Locate most distinguishing markers between two clusters

Description

Locate most distinguishing markers between two clusters

Usage

locate_most_different_g_in_2_group(
  sc_obj,
  ident1,
  ident2,
  assay = "RNA",
  test.use = "wilcox",
  pval.adj = 0.05,
  logfc = 0.5,
  min.pct1 = 0.5,
  max.pct2 = 0.2,
  return_top_n = 1
)

Arguments

sc_obj

Seurat object

ident1

First cluster id (string)

ident2

Second cluster id (string)

assay

Assay name, default "RNA"

test.use

DE test, one of "wilcox","roc","MAST"; default "wilcox"

pval.adj

Adjusted p-value cutoff, default 0.05

logfc

|log2FC| cutoff, default 0.5

min.pct1

Minimum detection pct in marker group, default 0.5

max.pct2

Maximum detection pct in other group, default 0.2

return_top_n

Number of top markers to return for each group, default 1.

Value

named vector c(marker1,marker2)

Examples

## Not run: 
tops <- locate_most_different_g_in_2_group(pbmc, "seurat_clusters", "4","5")

## End(Not run)

Drop specified metadata columns from a Seurat object

Description

Drop specified metadata columns from a Seurat object

Usage

metadata_drop(seu, ..., cols = NULL, select = NULL, ignore_missing = TRUE)

Arguments

seu

Seurat object.

...

Bare metadata names or strings (e.g., seurat_clusters, "seurat_clusters").

cols

Optional character vector of metadata column names to drop.

select

A tidyselect expression (e.g., starts_with("predicted")).

ignore_missing

Logical; if TRUE, ignore missing columns and notify.

Value

Seurat object with columns removed from meta.data.

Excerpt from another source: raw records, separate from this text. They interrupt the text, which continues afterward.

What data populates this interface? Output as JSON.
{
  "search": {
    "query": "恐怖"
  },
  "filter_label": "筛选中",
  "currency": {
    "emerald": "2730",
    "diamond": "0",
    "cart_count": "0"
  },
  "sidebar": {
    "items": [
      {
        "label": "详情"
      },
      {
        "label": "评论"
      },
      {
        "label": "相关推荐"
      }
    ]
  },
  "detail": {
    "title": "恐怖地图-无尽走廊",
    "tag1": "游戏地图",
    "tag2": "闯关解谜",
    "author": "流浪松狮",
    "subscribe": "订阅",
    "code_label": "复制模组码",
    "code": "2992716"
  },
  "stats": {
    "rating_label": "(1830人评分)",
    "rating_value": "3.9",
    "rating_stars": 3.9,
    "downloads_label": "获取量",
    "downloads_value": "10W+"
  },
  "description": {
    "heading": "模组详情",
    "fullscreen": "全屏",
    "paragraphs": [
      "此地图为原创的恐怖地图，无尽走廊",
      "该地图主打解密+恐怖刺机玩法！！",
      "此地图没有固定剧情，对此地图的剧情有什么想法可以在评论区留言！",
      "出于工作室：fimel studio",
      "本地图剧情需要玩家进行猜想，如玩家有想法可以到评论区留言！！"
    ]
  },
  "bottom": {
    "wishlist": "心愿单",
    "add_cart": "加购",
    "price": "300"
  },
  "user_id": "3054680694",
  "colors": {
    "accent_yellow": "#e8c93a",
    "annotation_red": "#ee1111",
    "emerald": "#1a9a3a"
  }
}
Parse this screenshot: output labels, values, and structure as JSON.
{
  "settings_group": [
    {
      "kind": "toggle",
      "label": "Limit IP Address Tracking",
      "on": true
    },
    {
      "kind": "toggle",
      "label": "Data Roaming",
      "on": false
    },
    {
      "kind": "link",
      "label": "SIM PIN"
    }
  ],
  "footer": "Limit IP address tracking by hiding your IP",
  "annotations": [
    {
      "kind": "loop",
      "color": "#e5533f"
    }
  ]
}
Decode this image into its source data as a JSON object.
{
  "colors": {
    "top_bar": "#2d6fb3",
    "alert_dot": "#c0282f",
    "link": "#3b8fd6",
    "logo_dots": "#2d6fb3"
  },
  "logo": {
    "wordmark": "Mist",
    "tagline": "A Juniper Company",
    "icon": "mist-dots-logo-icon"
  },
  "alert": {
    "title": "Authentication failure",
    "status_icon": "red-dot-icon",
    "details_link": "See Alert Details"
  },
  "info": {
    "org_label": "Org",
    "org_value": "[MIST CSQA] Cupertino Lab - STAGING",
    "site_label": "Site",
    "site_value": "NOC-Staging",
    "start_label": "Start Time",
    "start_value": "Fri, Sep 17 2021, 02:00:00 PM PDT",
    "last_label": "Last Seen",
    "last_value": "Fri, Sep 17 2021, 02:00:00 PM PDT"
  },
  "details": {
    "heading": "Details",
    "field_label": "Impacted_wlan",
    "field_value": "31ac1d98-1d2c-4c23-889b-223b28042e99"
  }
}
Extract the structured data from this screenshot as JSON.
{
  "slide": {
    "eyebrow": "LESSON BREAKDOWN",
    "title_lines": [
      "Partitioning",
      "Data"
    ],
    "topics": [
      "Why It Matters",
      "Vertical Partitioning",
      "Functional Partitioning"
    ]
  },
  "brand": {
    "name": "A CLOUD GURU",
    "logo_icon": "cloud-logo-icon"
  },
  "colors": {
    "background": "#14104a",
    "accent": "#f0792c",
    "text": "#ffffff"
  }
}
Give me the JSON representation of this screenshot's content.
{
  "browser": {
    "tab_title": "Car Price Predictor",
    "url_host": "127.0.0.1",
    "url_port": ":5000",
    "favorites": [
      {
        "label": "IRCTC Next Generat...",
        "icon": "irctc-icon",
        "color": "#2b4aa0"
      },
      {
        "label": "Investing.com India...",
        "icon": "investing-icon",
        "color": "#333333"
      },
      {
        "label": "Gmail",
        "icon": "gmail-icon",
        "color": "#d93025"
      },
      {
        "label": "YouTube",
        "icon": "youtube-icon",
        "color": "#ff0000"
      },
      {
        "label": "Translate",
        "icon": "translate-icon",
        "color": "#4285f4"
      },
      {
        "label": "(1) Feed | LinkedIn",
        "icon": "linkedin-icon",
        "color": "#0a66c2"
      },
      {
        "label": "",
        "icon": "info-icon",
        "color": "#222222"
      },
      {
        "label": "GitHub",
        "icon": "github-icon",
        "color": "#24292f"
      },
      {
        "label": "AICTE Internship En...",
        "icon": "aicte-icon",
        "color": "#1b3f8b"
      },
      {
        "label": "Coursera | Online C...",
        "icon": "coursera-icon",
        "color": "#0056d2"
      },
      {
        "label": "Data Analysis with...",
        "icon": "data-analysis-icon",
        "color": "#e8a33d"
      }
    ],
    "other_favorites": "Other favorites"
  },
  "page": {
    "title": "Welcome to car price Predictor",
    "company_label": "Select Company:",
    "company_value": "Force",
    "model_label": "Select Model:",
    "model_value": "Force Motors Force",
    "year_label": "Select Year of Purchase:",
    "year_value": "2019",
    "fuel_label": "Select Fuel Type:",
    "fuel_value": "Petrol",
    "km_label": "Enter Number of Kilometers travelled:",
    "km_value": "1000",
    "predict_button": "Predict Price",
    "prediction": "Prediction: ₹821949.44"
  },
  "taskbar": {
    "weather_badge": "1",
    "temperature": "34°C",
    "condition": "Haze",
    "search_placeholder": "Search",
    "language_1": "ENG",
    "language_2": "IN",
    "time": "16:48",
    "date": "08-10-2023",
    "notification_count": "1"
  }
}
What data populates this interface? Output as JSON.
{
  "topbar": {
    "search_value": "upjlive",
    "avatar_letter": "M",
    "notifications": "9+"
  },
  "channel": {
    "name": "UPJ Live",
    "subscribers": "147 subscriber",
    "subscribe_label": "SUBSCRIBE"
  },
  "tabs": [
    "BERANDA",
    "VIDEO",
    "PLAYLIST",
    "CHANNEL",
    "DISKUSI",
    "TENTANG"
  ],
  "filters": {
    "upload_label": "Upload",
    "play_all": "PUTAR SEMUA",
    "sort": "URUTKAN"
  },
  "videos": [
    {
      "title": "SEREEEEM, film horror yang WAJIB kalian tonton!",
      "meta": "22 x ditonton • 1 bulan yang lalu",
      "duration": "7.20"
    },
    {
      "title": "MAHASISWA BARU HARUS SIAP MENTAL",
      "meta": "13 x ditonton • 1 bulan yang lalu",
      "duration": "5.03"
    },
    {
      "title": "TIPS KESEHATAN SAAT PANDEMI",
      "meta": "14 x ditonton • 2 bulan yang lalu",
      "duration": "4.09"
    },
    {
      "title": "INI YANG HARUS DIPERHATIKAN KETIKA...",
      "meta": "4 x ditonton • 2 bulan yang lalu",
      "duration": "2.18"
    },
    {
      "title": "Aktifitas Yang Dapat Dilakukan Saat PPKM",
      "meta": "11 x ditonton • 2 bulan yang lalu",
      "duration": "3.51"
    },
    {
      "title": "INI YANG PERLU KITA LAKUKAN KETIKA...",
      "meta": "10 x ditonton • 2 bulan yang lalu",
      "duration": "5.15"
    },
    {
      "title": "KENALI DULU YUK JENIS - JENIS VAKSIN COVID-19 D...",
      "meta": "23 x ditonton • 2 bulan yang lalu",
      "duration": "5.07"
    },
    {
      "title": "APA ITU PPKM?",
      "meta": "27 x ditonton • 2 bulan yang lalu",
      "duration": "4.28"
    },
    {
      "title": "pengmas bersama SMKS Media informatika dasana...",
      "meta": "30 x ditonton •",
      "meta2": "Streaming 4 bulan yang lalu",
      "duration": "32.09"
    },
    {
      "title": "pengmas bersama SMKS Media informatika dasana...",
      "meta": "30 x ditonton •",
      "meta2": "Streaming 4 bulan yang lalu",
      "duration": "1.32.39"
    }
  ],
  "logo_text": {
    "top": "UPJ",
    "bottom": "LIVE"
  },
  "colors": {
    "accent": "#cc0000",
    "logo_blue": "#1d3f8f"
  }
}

Get specified metadata columns from a Seurat object

Description

Get specified metadata columns from a Seurat object

Usage

metadata_get_colnames(srt, pattern = "RNA_snn_res")

Arguments

srt

Seurat object.

pattern

Pattern to match in column names, default is "RNA_snn_res".

Value

A character vector of column names that match the pattern.

Examples

library(Seurat)
# Create a dummy Seurat object with clustering columns
srt <- SeuratObject::pbmc_small
srt$RNA_snn_res.0.8 <- Idents(srt)
metadata_get_colnames(srt)

Keep only selected metadata columns in a Seurat object

Description

Keep only selected metadata columns in a Seurat object

Usage

metadata_keep(
  seu,
  ...,
  cols = NULL,
  select = NULL,
  drop_na = FALSE,
  ignore_missing = FALSE
)

Arguments

seu

Seurat object.

...

Bare metadata names or strings (e.g., cell_anno, "cell_anno").

cols

Optional character vector of metadata column names to keep.

select

A tidyselect expression (e.g., starts_with("predicted")).

drop_na

Logical; if TRUE, drop cells with NA in the kept columns.

ignore_missing

Logical; if TRUE, ignore missing columns and notify.

Value

Seurat object with trimmed meta.data.


Export Seurat meta.data aligned to barcodes

Description

Export Seurat meta.data aligned to barcodes

Usage

metadata_write_10x(
  seu,
  out_dir,
  file_name = "metadata.tsv.gz",
  cols = NULL,
  compress = TRUE,
  overwrite = FALSE
)

Arguments

seu

Seurat object.

out_dir

Output directory.

file_name

Output file name.

cols

Optional character vector of metadata columns to save.

compress

Logical; if TRUE, write gzipped file.

overwrite

Logical; if TRUE, overwrite existing file.

Value

Invisibly returns the output file path.


Draw alluvial bars with optional custom palette

Description

Quickly visualise stacked proportions (e.g. cell-type composition over conditions) as an alluvial plot.

Usage

plot_alluvial(
  df,
  x_col = "Group",
  weight_col = "Percentage",
  stratum_col = "Cluster",
  width = 0.3,
  border_size = 0.5,
  x_angle = 0,
  palette = NULL
)

Arguments

df

A long-format data frame.

x_col

Column mapped to the x-axis, default "Group".

weight_col

Numeric column summed within each x-stratum, default "Percentage".

stratum_col

Column defining each stacked segment, default "Cluster".

width

Numeric; width of each stratum (default 0.3).

border_size

Line width for stratum borders. Default 0.5.

x_angle

Rotation angle for x-axis labels. Default 0. Accepts 0, 45, or 90.

palette

Optional colour vector; unnamed = applied by order, named = matched by stratum_col.

Value

A ggplot object.

Examples

library(dplyr)
example_data <- tibble(
  Group      = rep(c("Ctrl","10","20","30"), each = 7),
  Cluster    = rep(c("Il1b+","Cxcl9+","Spp1+","Folr2+",
                     "Clps+","Mki67+","Marco+"), times = 4),
  Percentage = c(
     5,10,15,20,20,20,10,
    25,20,15,15,10,10, 5,
    30,20,15,10,10,10, 5,
    35,25,15,10, 5, 5, 5)
)

# default palette
plot_alluvial(example_data)

# custom palette (unnamed vector)
my_cols <- c("#A6CEE3","#1F78B4","#B2DF8A","#33A02C",
             "#FB9A99","#E31A1C","#FDBF6F")
plot_alluvial(example_data, palette = my_cols)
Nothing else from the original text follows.